L’avènement de la PAO a provoqué un changement d’époque pour le métier de correcteur. L’article « Correction » de l’Encyclopédie de la chose imprimée du papier à l’écran1 explique bien ce basculement.
Composition : la double saisie
À l’époque du plomb comme lors de l’arrivée de la photocomposition, les matériels utilisés pour la composition étaient d’une utilisation réservée à des personnels longuement et spécialement formés car ces matériels étaient chers, rares, encombrants et d’emploi compliqué.
La « saisie » était donc confiée à des professionnels (typographes, linotypistes, clavistes) qui composaient les textes manuscrits confiés par l’auteur… La tâche du correcteur consistait à comparer scrupuleusement la copie originale et l’épreuve pour éviter les bourdons et les doublons, à corriger les fautes d’inattention (coquilles), à contrôler l’observation des règles typographiques (espacements, lézardes…) et la qualité du matériel de composition (lettres abîmées, mélangées, mastics…).
Les corrections étaient notées dans les marges de l’épreuve puis exécutées par le même personnel qui avait composé le texte (corrigeage).
PAO : la saisie directe
L’arrivée de la micro-informatique a permis, à partir de 1980, de confier directement aux auteurs, aux écrivains, aux journalistes ou à des dactylographes un matériel de saisie léger, économique, d’utilisation extrêmement simplifiée (comparable à une machine à écrire) et qui produit un fichier informatique directement utilisable pour la mise en page et l’impression.
Le correcteur est souvent lui-même équipé d’un micro-ordinateur.
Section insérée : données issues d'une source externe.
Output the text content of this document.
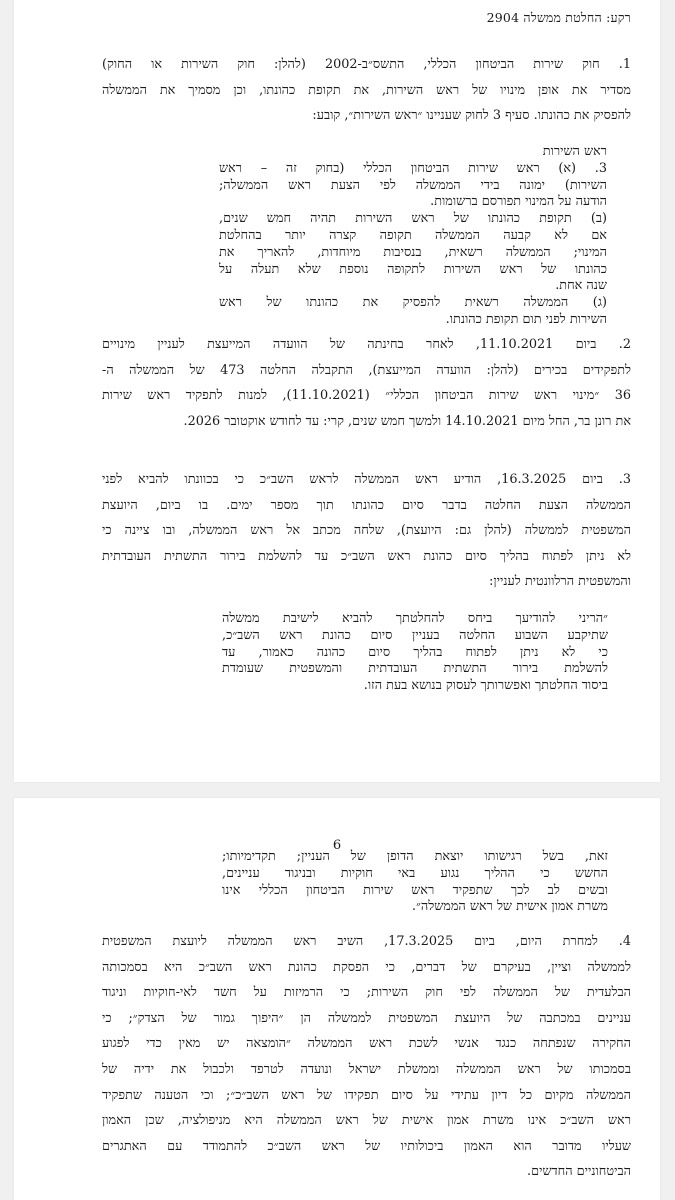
רקע: החלטת ממשלה 2904
1. חוק שירות הביטחון הכללי, התשס״ב-2002 (להלן: חוק השירות או החוק)
מסדיר את אופן מינויו של ראש השירות, את תקופת כהונתו, וכן מסמיך את הממשלה
להפסיק את כהונתו. סעיף 3 לחוק שעניינו ״ראש השירות״, קובע:
ראש השירות
3. (א) ראש שירות הביטחון הכללי (בחוק זה – ראש
השירות) ימונה בידי הממשלה לפי הצעת ראש הממשלה;
הודעה על המינוי תפורסם ברשומות.
(ב) תקופת כהונתו של ראש השירות תהיה חמש שנים,
אם לא קבעה הממשלה תקופה קצרה יותר בהחלטת
המינוי; הממשלה רשאית, בנסיבות מיוחדות, להאריך את
כהונתו של ראש השירות לתקופה נוספת שלא תעלה על
שנה אחת.
(ג) הממשלה רשאית להפסיק את כהונתו של ראש
השירות לפני תום תקופת כהונתו.
2. ביום 11.10.2021, לאחר בחינתה של הוועדה המייעצת לעניין מינויים
לתפקידים בכירים (להלן: הוועדה המייעצת), התקבלה החלטה 473 של הממשלה ה-
36 ״מינוי ראש שירות הביטחון הכללי״ (11.10.2021), למנות לתפקיד ראש שירות
את רונן בר, החל מיום 14.10.2021 ולמשך חמש שנים, קרי: עד לחודש אוקטובר 2026.
3. ביום 16.3.2025, הודיע ראש הממשלה לראש השב״כ כי בכוונתו להביא לפני
הממשלה הצעת החלטה בדבר סיום כהונתו תוך מספר ימים. בו ביום, היועצת
המשפטית לממשלה (להלן גם: היועצת), שלחה מכתב אל ראש הממשלה, ובו ציינה כי
לא ניתן לפתוח בהליך סיום כהונת ראש השב״כ עד להשלמת בירור התשתית העובדתית
והמשפטית הרלוונטית לעניין:
״הריני להודיעך ביחס להחלטתך להביא לישיבת ממשלה
שתיקבע השבוע החלטה בעניין סיום כהונת ראש השב״כ,
כי לא ניתן לפתוח בהליך סיום כהונה כאמור, עד
להשלמת בירור התשתית העובדתית והמשפטית שעומדת
ביסוד החלטתך ואפשרותך לעסוק בנושא בעת הזו.
6
זאת, בשל רגישותו יוצאת הדופן של העניין; תקדימיותו;
החשש כי ההליך נגוע באי חוקיות ובניגוד עניינים,
ובשים לב לכך שתפקיד ראש שירות הביטחון הכללי אינו
משרת אמון אישית של ראש הממשלה״.
4. למחרת היום, ביום 17.3.2025, השיב ראש הממשלה ליועצת המשפטית
לממשלה וציין, בעיקרם של דברים, כי הפסקת כהונת ראש השב״כ היא בסמכותה
הבלעדית של הממשלה לפי חוק השירות; כי הרמיזות על חשד לאי-חוקיות וניגוד
עניינים במכתבה של היועצת המשפטית לממשלה הן ״היפוך גמור של הצדק״; כי
החקירה שנפתחה כנגד אנשי לשכת ראש הממשלה ״הומצאה יש מאין כדי לפגוע
בסמכותו של ראש הממשלה וממשלת ישראל ונועדה לטרפד ולכבול את ידיה של
הממשלה מקיום כל דיון עתידי על סיום תפקידו של ראש השב״כ״; וכי הטענה שתפקיד
ראש השב״כ אינו משרת אמון אישית של ראש הממשלה היא מניפולציה, שכן האמון
שעליו מדובר הוא האמון ביכולותיו של ראש השב״כ להתמודד עם האתגרים
הביטחוניים החדשים.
Sa tâche de comparaison avec un texte original est supprimée2, mais d’autres sujétions ont été ajoutées à sa tâche.
La première, c’est que le professionnel d’imprimerie connaissait bien et appliquait lors de la composition les règles traditionnelles de l’utilisation des italiques, des gras, des lettres supérieures, des espaces spéciales, savait placer les capitales, composer les abréviations, etc., toutes compétences qui ne ressortissent pas de l’éducation du public moyen.
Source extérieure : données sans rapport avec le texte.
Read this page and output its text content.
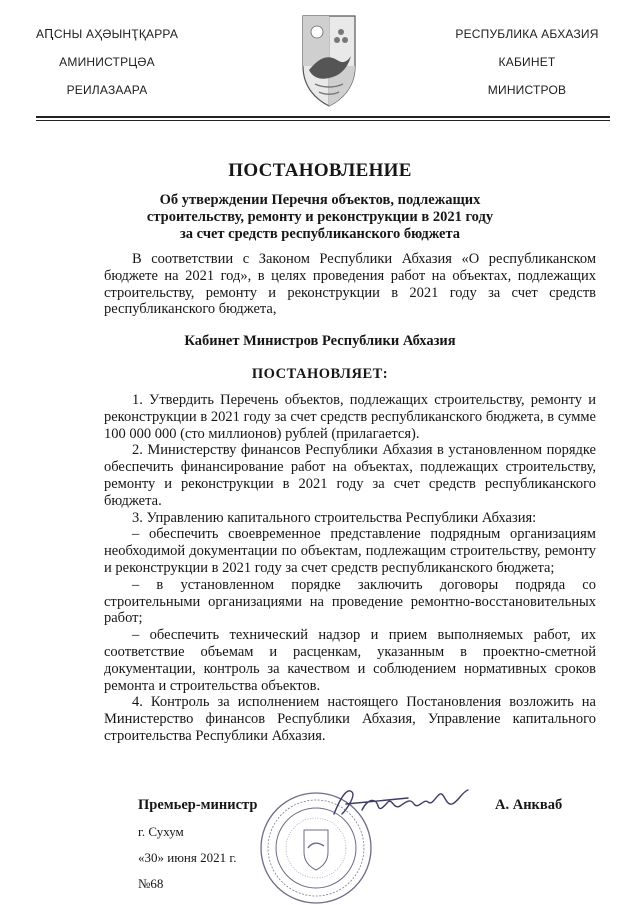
АԤСНЫ АҲӘЫНҬҚАРРА
АМИНИСТРЦӘА
РЕИЛАЗААРА
РЕСПУБЛИКА АБХАЗИЯ
КАБИНЕТ
МИНИСТРОВ
ПОСТАНОВЛЕНИЕ
Об утверждении Перечня объектов, подлежащих
строительству, ремонту и реконструкции в 2021 году
за счет средств республиканского бюджета
В соответствии с Законом Республики Абхазия «О республиканском бюджете на 2021 год», в целях проведения работ на объектах, подлежащих строительству, ремонту и реконструкции в 2021 году за счет средств республиканского бюджета,
Кабинет Министров Республики Абхазия
ПОСТАНОВЛЯЕТ:
1. Утвердить Перечень объектов, подлежащих строительству, ремонту и реконструкции в 2021 году за счет средств республиканского бюджета, в сумме 100 000 000 (сто миллионов) рублей (прилагается).
2. Министерству финансов Республики Абхазия в установленном порядке обеспечить финансирование работ на объектах, подлежащих строительству, ремонту и реконструкции в 2021 году за счет средств республиканского бюджета.
3. Управлению капитального строительства Республики Абхазия:
– обеспечить своевременное представление подрядным организациям необходимой документации по объектам, подлежащим строительству, ремонту и реконструкции в 2021 году за счет средств республиканского бюджета;
– в установленном порядке заключить договоры подряда со строительными организациями на проведение ремонтно-восстановительных работ;
– обеспечить технический надзор и прием выполняемых работ, их соответствие объемам и расценкам, указанным в проектно-сметной документации, контроль за качеством и соблюдением нормативных сроков ремонта и строительства объектов.
4. Контроль за исполнением настоящего Постановления возложить на Министерство финансов Республики Абхазия, Управление капитального строительства Республики Абхазия.
Премьер-министр	А. Анкваб
г. Сухум
«30» июня 2021 г.
№68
Les règles délicates de la langue (accords des participes passés par exemple, emploi des pluriels, traits d’union…) n’échappaient pas non plus à l’opérateur de saisie.
L’utilisation d’un micro-ordinateur comme d’une machine à écrire, par un profane sans formation spécialisée, amène également à devoir corriger une bonne partie des signes nécessaires à un français correct (e dans o, c cédille majuscule, capitales accentuées, ligatures, guillemets, puces, tirets…).
C’est le correcteur, premier professionnel de la chaîne de fabrication à intervenir après l’auteur, qui est chargé du « nettoyage » du texte, directement lors de la lecture à l’écran, et simultanément de son corrigeage3.
Sens et cohérence du texte
Cette rupture sur le plan technique a cependant laissé intacte la partie la plus intéressante du métier :
[…] la fonction la plus noble de la correction, toutes époques confondues, demeure : vérifier que le texte a du sens ! Une légende placée sous la mauvaise photo, une note absente à l’appel, un nombre erroné, un pavé de texte masqué par un dessin, un chapô ajouté en dernière minute sur la page montée et non relu préalablement… et c’est l’article entier qui perd son sens, quelquefois l’ouvrage entier qui perd tout crédit !
Dans la jungle des fautes humaines, informatiques, mécaniques, le dernier maillon de la chaîne du « prépresse », lors de cet ultime contrôle avant bon à tirer, c’est encore le correcteur (qui prend alors le nom de « réviseur »).
☞ Lire aussi Corriger au temps de Gutenberg.
- Sous la dir. de Marc Combier et Yvette Pesez, Paris, éd. Retz, 1999, p. 63-64.
- La copie et l’épreuve ne font qu’un (NdA).
- Une tâche supplémentaire, dont se serait volontiers passé « le bon correcteur, attentif et omniscient » ! (André Jouette, Dictionnaire d’orthographe et d’expression écrite, Paris, Le Robert, 1997) – NdA.